Before I begin my comments, I would like to express that I am not a traditional Conservative, nor a "liberal Democrat," as they tend to be branded. And, to be quite frank, I have no idea where I stand on this issue. But there are some things in the "Proposition 8 debate" that bother me.
Proposition 8, to the few who haven't heard, is a proposed amendment to the California state constitution that would legally and lawfully define marriage to be between a Man and a Woman, only. Similar measures are also being undertaken in other states (Prop 120, or something like that, in Arizona), but the California debate is particularly engaging.
As an active Latter-day Saint, my senses have been flooded with talk about "preserving the sanctity of marriage." In fact, on Wednesday, Oct. 8, Elders M. Russell Ballard and Quentin L. Cook, of the Quorum of the Twelve Apostles, presented a nation-wide fireside, urging members to support the California initiative and actively campaign for the agenda.
The argument is always the same: marriage has been defined by "history and tradition," and therefore, it shouldn't be changed. Also, religious believers argue that "since God ordained marriage between a man and a woman, man shouldn't ordain it any other way." I am in full agreement with the second point, but my mind always wanders to those who have rejected the counsels of God to such an extent. It's difficult, but I really do try hard not to offend or judge those beliefs.
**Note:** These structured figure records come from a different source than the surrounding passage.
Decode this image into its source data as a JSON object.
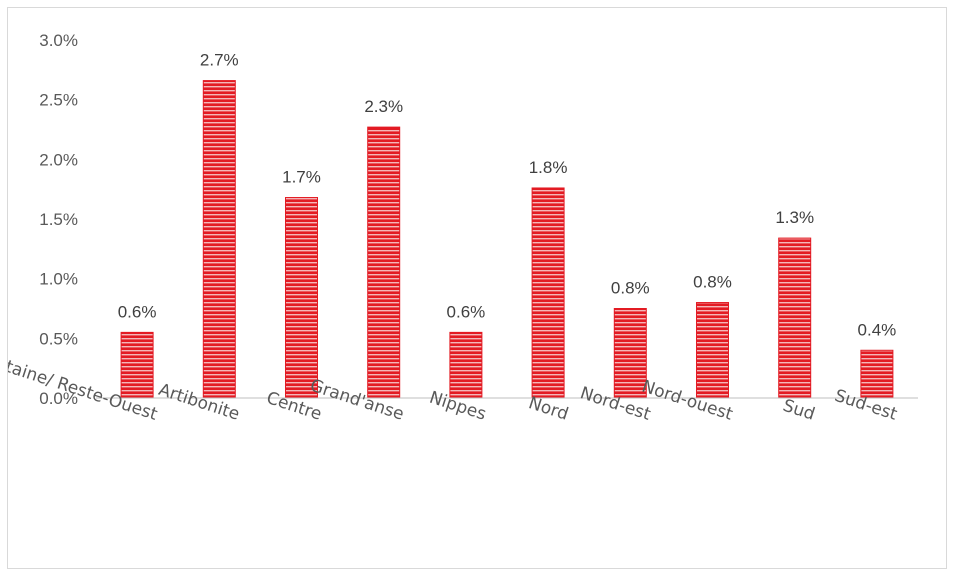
{
  "chart_data": {
    "type": "bar",
    "title": "",
    "xlabel": "",
    "ylabel": "",
    "categories": [
      "Aire Metropolitaine/ Reste-Ouest",
      "Artibonite",
      "Centre",
      "Grand'anse",
      "Nippes",
      "Nord",
      "Nord-est",
      "Nord-ouest",
      "Sud",
      "Sud-est"
    ],
    "values": [
      0.0055,
      0.0266,
      0.0168,
      0.0227,
      0.0055,
      0.0176,
      0.0075,
      0.008,
      0.0134,
      0.004
    ],
    "data_labels": [
      "0.6%",
      "2.7%",
      "1.7%",
      "2.3%",
      "0.6%",
      "1.8%",
      "0.8%",
      "0.8%",
      "1.3%",
      "0.4%"
    ],
    "ylim": [
      0,
      0.03
    ],
    "yticks": [
      0,
      0.005,
      0.01,
      0.015,
      0.02,
      0.025,
      0.03
    ],
    "ytick_labels": [
      "0.0%",
      "0.5%",
      "1.0%",
      "1.5%",
      "2.0%",
      "2.5%",
      "3.0%"
    ],
    "grid": false,
    "legend": "none",
    "bar_color": "#e31b23",
    "bar_pattern": "horizontal-stripes",
    "stripe_color": "#f4b6b9"
  }
}
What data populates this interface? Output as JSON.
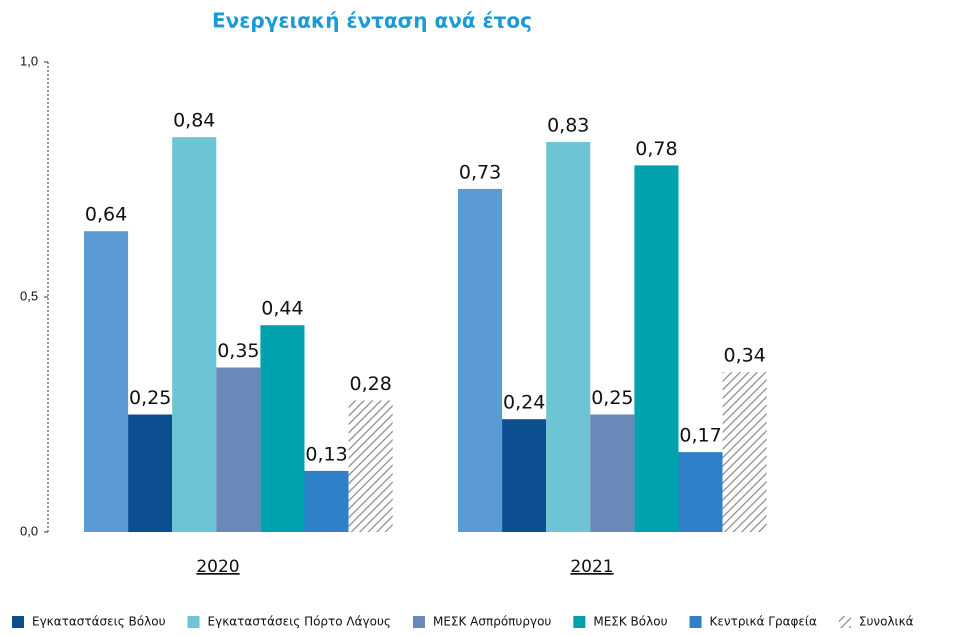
{
  "chart_data": {
    "type": "bar",
    "title": "Ενεργειακή ένταση ανά έτος",
    "categories": [
      "2020",
      "2021"
    ],
    "series": [
      {
        "name": null,
        "color": "#5b9bd5",
        "values": [
          0.64,
          0.73
        ],
        "value_labels": [
          "0,64",
          "0,73"
        ]
      },
      {
        "name": "Εγκαταστάσεις Βόλου",
        "color": "#0b4f91",
        "values": [
          0.25,
          0.24
        ],
        "value_labels": [
          "0,25",
          "0,24"
        ]
      },
      {
        "name": "Εγκαταστάσεις Πόρτο Λάγους",
        "color": "#6cc4d4",
        "values": [
          0.84,
          0.83
        ],
        "value_labels": [
          "0,84",
          "0,83"
        ]
      },
      {
        "name": "ΜΕΣΚ Ασπρόπυργου",
        "color": "#6b89b8",
        "values": [
          0.35,
          0.25
        ],
        "value_labels": [
          "0,35",
          "0,25"
        ]
      },
      {
        "name": "ΜΕΣΚ Βόλου",
        "color": "#00a3ad",
        "values": [
          0.44,
          0.78
        ],
        "value_labels": [
          "0,44",
          "0,78"
        ]
      },
      {
        "name": "Κεντρικά Γραφεία",
        "color": "#2f80c8",
        "values": [
          0.13,
          0.17
        ],
        "value_labels": [
          "0,13",
          "0,17"
        ]
      },
      {
        "name": "Συνολικά",
        "color": "#8c8c8c",
        "pattern": "hatch",
        "values": [
          0.28,
          0.34
        ],
        "value_labels": [
          "0,28",
          "0,34"
        ]
      }
    ],
    "ylim": [
      0,
      1
    ],
    "yticks": [
      {
        "value": 0,
        "label": "0,0"
      },
      {
        "value": 0.5,
        "label": "0,5"
      },
      {
        "value": 1,
        "label": "1,0"
      }
    ],
    "legend": "bottom"
  }
}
However, the opposition also makes some valid arguments. They contend that marriage should not be left to the discretion of state or federal governments, but to the individuals involved in a marriage themselves. Therefore, they argue, if a man wants to marry a woman, man, dog, cow, or chicken, it should be their decision (although, I must admit, I have yet to meet a pro-bestiality Prop 8 rejecter). They argue that such a decision will only affect those marriages in which same-gender attraction is the norm.
However, the other side claims, that is not the case. For once same-gender marriage is constitutionally legal, it is assumed that there will be no time wasted before it is taught in schools, universities and community centers, as a way of "preventing discrimination." While the validity of such an assumption is question, this may be true. Once Title IX was passed by the federal government, it took little time for most college campuses to adopt policies in which equal viewpoints from male and female scholars would be taught and implemented.
But the question also goes back to the "history and tradition" argument made by the (principally) Religious Right Wing. They argue that, since marriage has "traditionally" been between a man and a woman, it ought to change that way. But how would life in the USA be if all of our 'history-darling' philosophers, lawmakers and generals had been under the same train of thought? Were the British Colonies "keeping with tradition" when the colonists took up arms against their sovereign nation across the bay? Was Abraham Lincoln "following history" when he 'prevented' a number of states from seceding from the Union? Was Joseph Smith, Jr., merely "keeping with tradition" when he prayed to God the Father on the Spring morning of 1820?
My point is not to convince anybody to vote a certain way on Proposition 9; I'm not a California resident, and hence cannot vote, so my opinion on the subject doesn't mean much. But it should be time that we began bring logical and well-thought arguments to defend what we see as "the sanctity of life."
Tradition vs Progressivism. It's an omnipresent battle.